Le 31 juillet 2018, la société [16] a déclaré auprès de la [3] ([7]) de la Seine-[Localité 17] un accident de travail survenu le 30 juillet 2018 à 11h30 et décrit de la manière suivante : « le salarié s’est déplacé pour contrôler une cliente du magasin. En voulant regagner son poste de travail, il se serait bloqué les deux genoux ».

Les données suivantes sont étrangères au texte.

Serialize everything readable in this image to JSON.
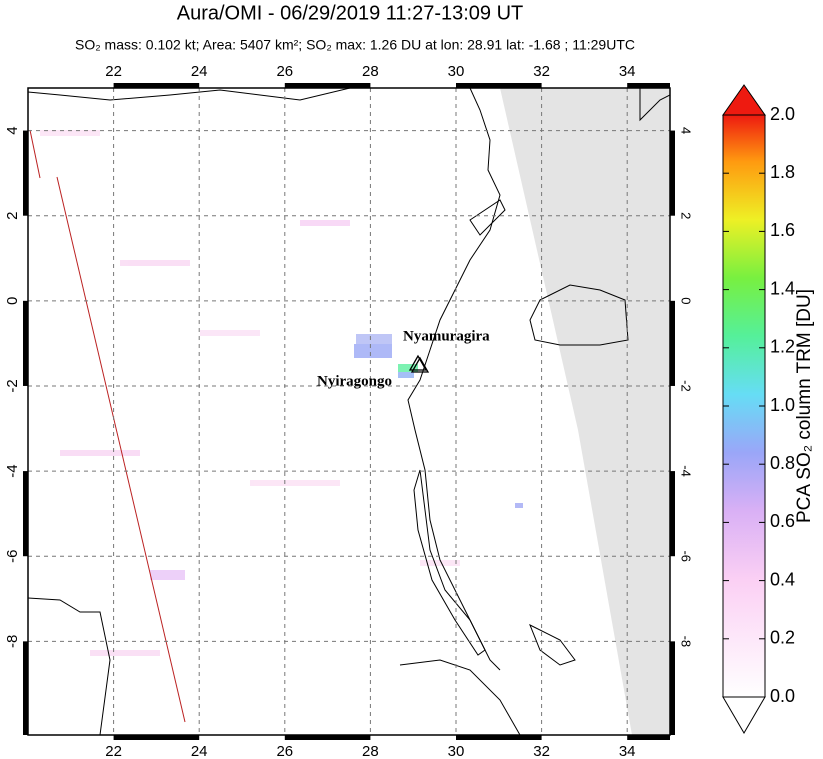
{
  "header": {
    "title": "Aura/OMI - 06/29/2019 11:27-13:09 UT",
    "subtitle": "SO₂ mass: 0.102 kt; Area: 5407 km²; SO₂ max: 1.26 DU at lon: 28.91 lat: -1.68 ; 11:29UTC"
  },
  "map": {
    "xlim": [
      20,
      35
    ],
    "ylim": [
      -10.2,
      5
    ],
    "xticks": [
      22,
      24,
      26,
      28,
      30,
      32,
      34
    ],
    "yticks": [
      4,
      2,
      0,
      -2,
      -4,
      -6,
      -8
    ],
    "grid": true,
    "volcanoes": [
      {
        "name": "Nyamuragira"
      },
      {
        "name": "Nyiragongo"
      }
    ]
  },
  "colorbar": {
    "label": "PCA SO₂ column TRM [DU]",
    "lim": [
      0,
      2
    ],
    "ticks": [
      {
        "value": 0,
        "label": "0.0"
      },
      {
        "value": 0.2,
        "label": "0.2"
      },
      {
        "value": 0.4,
        "label": "0.4"
      },
      {
        "value": 0.6,
        "label": "0.6"
      },
      {
        "value": 0.8,
        "label": "0.8"
      },
      {
        "value": 1,
        "label": "1.0"
      },
      {
        "value": 1.2,
        "label": "1.2"
      },
      {
        "value": 1.4,
        "label": "1.4"
      },
      {
        "value": 1.6,
        "label": "1.6"
      },
      {
        "value": 1.8,
        "label": "1.8"
      },
      {
        "value": 2,
        "label": "2.0"
      }
    ]
  }
}
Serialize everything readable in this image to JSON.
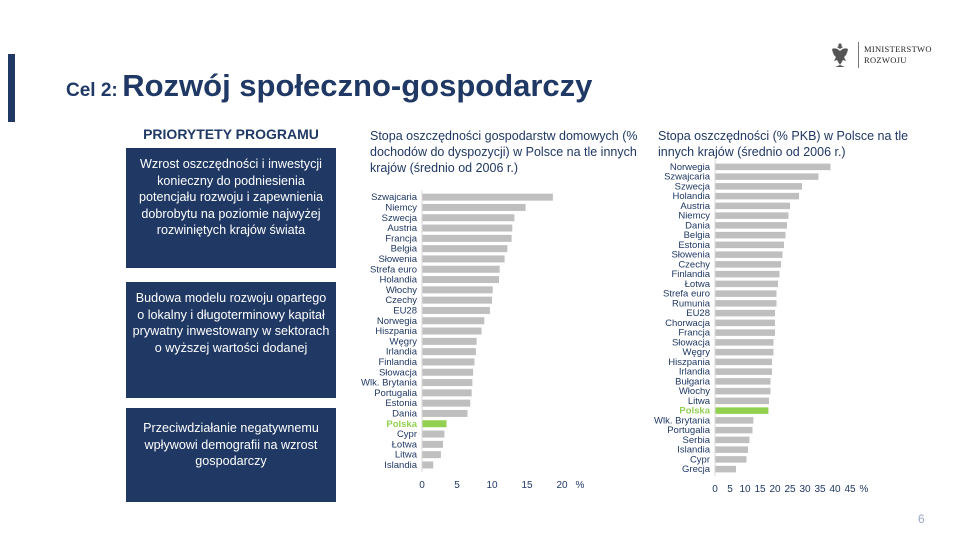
{
  "header": {
    "title_prefix": "Cel 2:",
    "title_main": "Rozwój społeczno-gospodarczy"
  },
  "logo": {
    "line1": "MINISTERSTWO",
    "line2": "ROZWOJU"
  },
  "left_panel": {
    "heading": "PRIORYTETY PROGRAMU",
    "boxes": [
      "Wzrost oszczędności i inwestycji konieczny do podniesienia potencjału rozwoju i zapewnienia dobrobytu na poziomie najwyżej rozwiniętych krajów świata",
      "Budowa modelu rozwoju opartego o lokalny i długoterminowy kapitał prywatny inwestowany w sektorach o wyższej wartości dodanej",
      "Przeciwdziałanie negatywnemu wpływowi demografii na wzrost gospodarczy"
    ]
  },
  "chart_data": [
    {
      "type": "bar",
      "orientation": "horizontal",
      "title": "Stopa oszczędności gospodarstw domowych (% dochodów do dyspozycji) w Polsce na tle innych krajów (średnio od 2006 r.)",
      "unit": "%",
      "xlim": [
        0,
        20
      ],
      "ticks": [
        0,
        5,
        10,
        15,
        20
      ],
      "highlight": "Polska",
      "categories": [
        "Szwajcaria",
        "Niemcy",
        "Szwecja",
        "Austria",
        "Francja",
        "Belgia",
        "Słowenia",
        "Strefa euro",
        "Holandia",
        "Włochy",
        "Czechy",
        "EU28",
        "Norwegia",
        "Hiszpania",
        "Węgry",
        "Irlandia",
        "Finlandia",
        "Słowacja",
        "Wlk. Brytania",
        "Portugalia",
        "Estonia",
        "Dania",
        "Polska",
        "Cypr",
        "Łotwa",
        "Litwa",
        "Islandia"
      ],
      "values": [
        18.7,
        14.8,
        13.2,
        12.9,
        12.8,
        12.2,
        11.8,
        11.1,
        11.0,
        10.1,
        10.0,
        9.7,
        8.9,
        8.5,
        7.8,
        7.7,
        7.5,
        7.3,
        7.2,
        7.1,
        6.9,
        6.5,
        3.5,
        3.2,
        3.0,
        2.7,
        1.6
      ]
    },
    {
      "type": "bar",
      "orientation": "horizontal",
      "title": "Stopa oszczędności (% PKB) w Polsce na tle innych krajów (średnio od 2006 r.)",
      "unit": "%",
      "xlim": [
        0,
        45
      ],
      "ticks": [
        0,
        5,
        10,
        15,
        20,
        25,
        30,
        35,
        40,
        45
      ],
      "highlight": "Polska",
      "categories": [
        "Norwegia",
        "Szwajcaria",
        "Szwecja",
        "Holandia",
        "Austria",
        "Niemcy",
        "Dania",
        "Belgia",
        "Estonia",
        "Słowenia",
        "Czechy",
        "Finlandia",
        "Łotwa",
        "Strefa euro",
        "Rumunia",
        "EU28",
        "Chorwacja",
        "Francja",
        "Słowacja",
        "Węgry",
        "Hiszpania",
        "Irlandia",
        "Bułgaria",
        "Włochy",
        "Litwa",
        "Polska",
        "Wlk. Brytania",
        "Portugalia",
        "Serbia",
        "Islandia",
        "Cypr",
        "Grecja"
      ],
      "values": [
        38.5,
        34.5,
        29.0,
        28.0,
        25.0,
        24.5,
        24.0,
        23.5,
        23.0,
        22.5,
        22.0,
        21.5,
        21.0,
        20.5,
        20.5,
        20.0,
        20.0,
        20.0,
        19.5,
        19.5,
        19.0,
        19.0,
        18.5,
        18.5,
        18.0,
        17.8,
        12.8,
        12.5,
        11.5,
        11.0,
        10.5,
        7.0
      ]
    }
  ],
  "colors": {
    "navy": "#1f3864",
    "bar": "#bfbfbf",
    "highlight": "#92d050"
  },
  "footer": {
    "page_number": "6"
  }
}
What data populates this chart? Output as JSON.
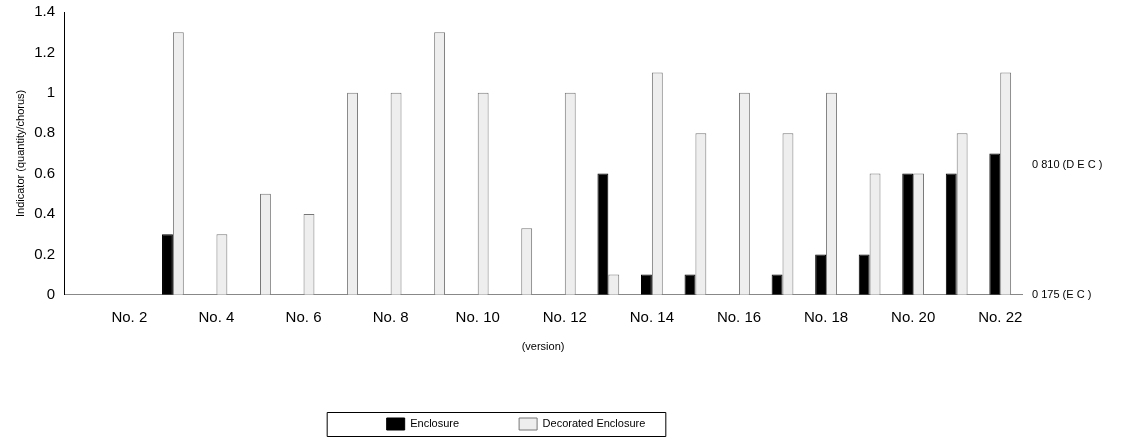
{
  "chart_data": {
    "type": "bar",
    "categories": [
      null,
      "No. 2",
      null,
      "No. 4",
      null,
      "No. 6",
      null,
      "No. 8",
      null,
      "No. 10",
      null,
      "No. 12",
      null,
      "No. 14",
      null,
      "No. 16",
      null,
      "No. 18",
      null,
      "No. 20",
      null,
      "No. 22"
    ],
    "series": [
      {
        "name": "Enclosure",
        "color": "#000000",
        "values": [
          0,
          0,
          0.3,
          0,
          0,
          0,
          0,
          0,
          0,
          0,
          0,
          0,
          0.6,
          0.1,
          0.1,
          0,
          0.1,
          0.2,
          0.2,
          0.6,
          0.6,
          0.7
        ]
      },
      {
        "name": "Decorated Enclosure",
        "color": "#eeeeee",
        "values": [
          0,
          0,
          1.3,
          0.3,
          0.5,
          0.4,
          1.0,
          1.0,
          1.3,
          1.0,
          0.33,
          1.0,
          0.1,
          1.1,
          0.8,
          1.0,
          0.8,
          1.0,
          0.6,
          0.6,
          0.8,
          1.1
        ]
      }
    ],
    "xlabel": "(version)",
    "ylabel": "Indicator (quantity/chorus)",
    "ylim": [
      0,
      1.4
    ],
    "yticks": [
      0,
      0.2,
      0.4,
      0.6,
      0.8,
      1,
      1.2,
      1.4
    ],
    "annotations": [
      "0 810 (D E C )",
      "0 175 (E C )"
    ],
    "grid": false,
    "legend": "bottom"
  }
}
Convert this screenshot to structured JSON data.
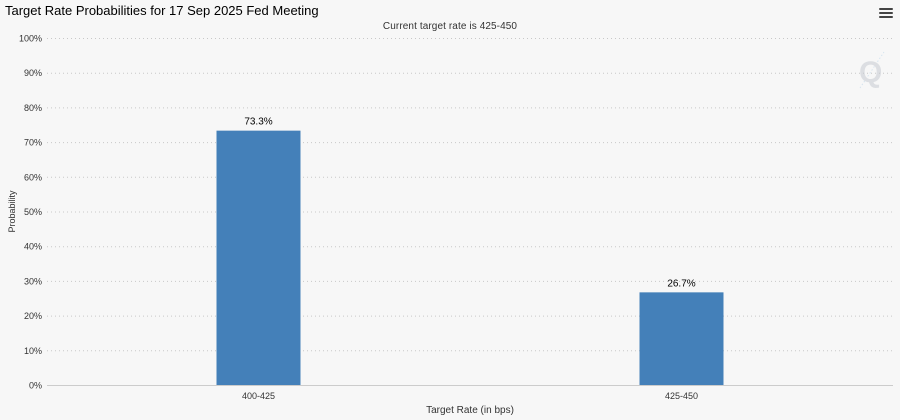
{
  "header": {
    "title": "Target Rate Probabilities for 17 Sep 2025 Fed Meeting",
    "subtitle": "Current target rate is 425-450"
  },
  "icons": {
    "menu": "hamburger-menu-icon",
    "watermark": "q-logo-icon"
  },
  "colors": {
    "bar": "#4480b9",
    "grid": "#c8c8c8",
    "axis": "#cccccc",
    "text": "#333333"
  },
  "chart_data": {
    "type": "bar",
    "categories": [
      "400-425",
      "425-450"
    ],
    "values": [
      73.3,
      26.7
    ],
    "data_labels": [
      "73.3%",
      "26.7%"
    ],
    "xlabel": "Target Rate (in bps)",
    "ylabel": "Probability",
    "ylim": [
      0,
      100
    ],
    "yticks": [
      0,
      10,
      20,
      30,
      40,
      50,
      60,
      70,
      80,
      90,
      100
    ],
    "ytick_labels": [
      "0%",
      "10%",
      "20%",
      "30%",
      "40%",
      "50%",
      "60%",
      "70%",
      "80%",
      "90%",
      "100%"
    ],
    "grid": true,
    "grid_style": "dotted"
  }
}
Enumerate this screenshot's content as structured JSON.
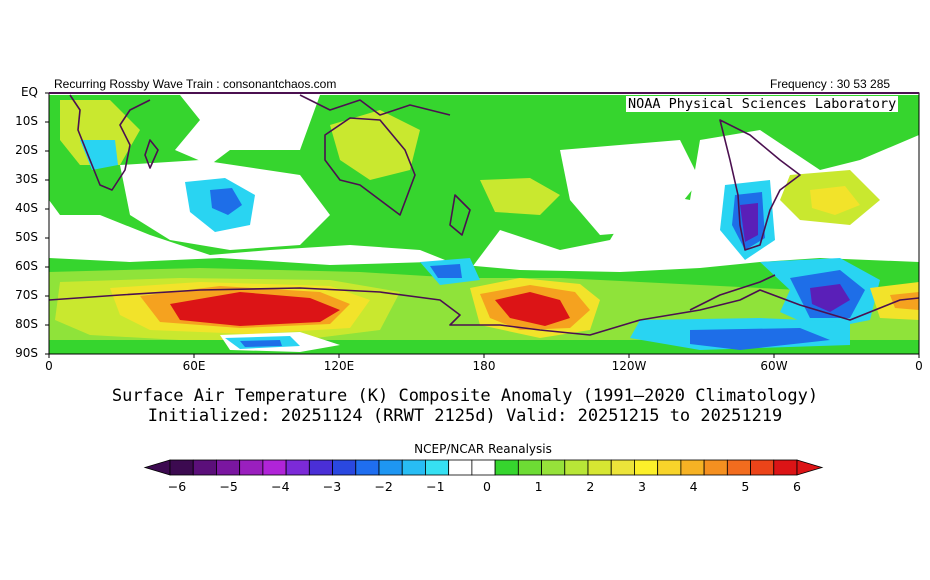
{
  "header": {
    "left": "Recurring Rossby Wave Train : consonantchaos.com",
    "right": "Frequency : 30 53 285"
  },
  "attribution": "NOAA Physical Sciences Laboratory",
  "map": {
    "lat_labels": [
      "EQ",
      "10S",
      "20S",
      "30S",
      "40S",
      "50S",
      "60S",
      "70S",
      "80S",
      "90S"
    ],
    "lon_labels": [
      "0",
      "60E",
      "120E",
      "180",
      "120W",
      "60W",
      "0"
    ],
    "colors": {
      "coast": "#4b1050",
      "green": "#36d52e",
      "lightgreen": "#8fe33a",
      "yellowgreen": "#c9e82f",
      "yellow": "#f2e32a",
      "orange": "#f5a21f",
      "red": "#dc1416",
      "cyan": "#29d4f2",
      "blue": "#1e6ee8",
      "purple": "#5a1fb8",
      "white": "#ffffff"
    }
  },
  "title": {
    "line1": "Surface Air Temperature (K) Composite Anomaly (1991–2020 Climatology)",
    "line2": "Initialized: 20251124 (RRWT 2125d) Valid: 20251215 to 20251219"
  },
  "legend": {
    "source": "NCEP/NCAR Reanalysis",
    "colors": [
      "#3c0a50",
      "#5b0f7a",
      "#7a16a0",
      "#9a1fbe",
      "#b024d8",
      "#7c2ad8",
      "#4a2fd6",
      "#2a48e0",
      "#1f6ef0",
      "#1e96f2",
      "#28bdf4",
      "#36e0f2",
      "#ffffff",
      "#ffffff",
      "#36d52e",
      "#6ddc34",
      "#96e23a",
      "#b8e637",
      "#d6e632",
      "#ece43a",
      "#fcf02a",
      "#f8d42a",
      "#f6b224",
      "#f59020",
      "#f26c1e",
      "#ec4419",
      "#dc1416"
    ],
    "ticks": [
      "−6",
      "−5",
      "−4",
      "−3",
      "−2",
      "−1",
      "0",
      "1",
      "2",
      "3",
      "4",
      "5",
      "6"
    ]
  }
}
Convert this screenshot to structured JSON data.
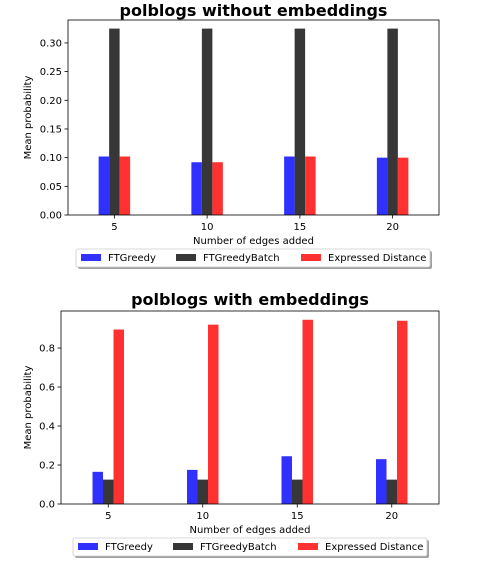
{
  "chart_data": [
    {
      "type": "bar",
      "title": "polblogs without embeddings",
      "xlabel": "Number of edges added",
      "ylabel": "Mean probability",
      "categories": [
        "5",
        "10",
        "15",
        "20"
      ],
      "ylim": [
        0,
        0.34
      ],
      "yticks": [
        "0.00",
        "0.05",
        "0.10",
        "0.15",
        "0.20",
        "0.25",
        "0.30"
      ],
      "legend_position": "below",
      "series": [
        {
          "name": "FTGreedy",
          "color": "#2020ff",
          "values": [
            0.102,
            0.092,
            0.102,
            0.1
          ]
        },
        {
          "name": "FTGreedyBatch",
          "color": "#262626",
          "values": [
            0.325,
            0.325,
            0.325,
            0.325
          ]
        },
        {
          "name": "Expressed Distance",
          "color": "#ff2020",
          "values": [
            0.102,
            0.092,
            0.102,
            0.1
          ]
        }
      ]
    },
    {
      "type": "bar",
      "title": "polblogs with embeddings",
      "xlabel": "Number of edges added",
      "ylabel": "Mean probability",
      "categories": [
        "5",
        "10",
        "15",
        "20"
      ],
      "ylim": [
        0,
        0.99
      ],
      "yticks": [
        "0.0",
        "0.2",
        "0.4",
        "0.6",
        "0.8"
      ],
      "legend_position": "below",
      "series": [
        {
          "name": "FTGreedy",
          "color": "#2020ff",
          "values": [
            0.165,
            0.175,
            0.245,
            0.23
          ]
        },
        {
          "name": "FTGreedyBatch",
          "color": "#262626",
          "values": [
            0.125,
            0.125,
            0.125,
            0.125
          ]
        },
        {
          "name": "Expressed Distance",
          "color": "#ff2020",
          "values": [
            0.895,
            0.92,
            0.945,
            0.94
          ]
        }
      ]
    }
  ]
}
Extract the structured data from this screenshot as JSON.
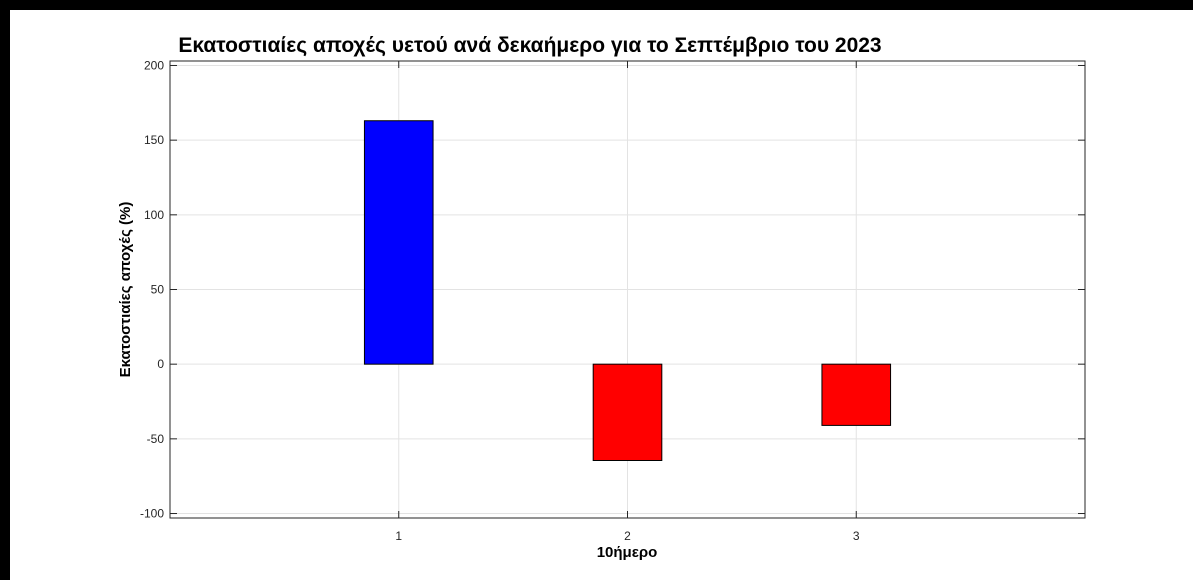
{
  "chart_data": {
    "type": "bar",
    "title": "Εκατοστιαίες αποχές υετού ανά δεκαήμερο για το Σεπτέμβριο του 2023",
    "xlabel": "10ήμερο",
    "ylabel": "Εκατοστιαίες αποχές (%)",
    "categories": [
      "1",
      "2",
      "3"
    ],
    "values": [
      163,
      -64.5,
      -41
    ],
    "bar_colors": [
      "#0000ff",
      "#ff0000",
      "#ff0000"
    ],
    "xlim": [
      0,
      4
    ],
    "ylim": [
      -103,
      203
    ],
    "yticks": [
      -100,
      -50,
      0,
      50,
      100,
      150,
      200
    ],
    "ytick_labels": [
      "-100",
      "-50",
      "0",
      "50",
      "100",
      "150",
      "200"
    ],
    "grid": true,
    "legend": false
  }
}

Par courrier du 8 août 2018, la [9] a notifié à la société [16] la prise en charge de l’accident du 30 juillet 2018 au titre de la législation professionnelle.
La consolidation de monsieur [P] [H] [C] a été fixée au 19 mai 2019.
Au total, 294 jours d’arrêts de travail ont été imputés à cet accident du travail sur le compte de cotisations de l’employeur.
Par courrier du 8 octobre 2018, la société [16] a saisi la commission de recours amiable de la [9] afin de contester l’opposabilité à son égard de la décision de prise en charge de l’accident litigieux.
En l’absence de réponse de la commission de recours amiable de la caisse, la société [16] a saisi du litige le tribunal des affaires de la sécurité sociale de Lyon, devenu pôle social du tribunal judiciaire de Lyon, par lettre recommandée du 14 décembre 2018, réceptionnée par le greffe le 17 décembre 2018.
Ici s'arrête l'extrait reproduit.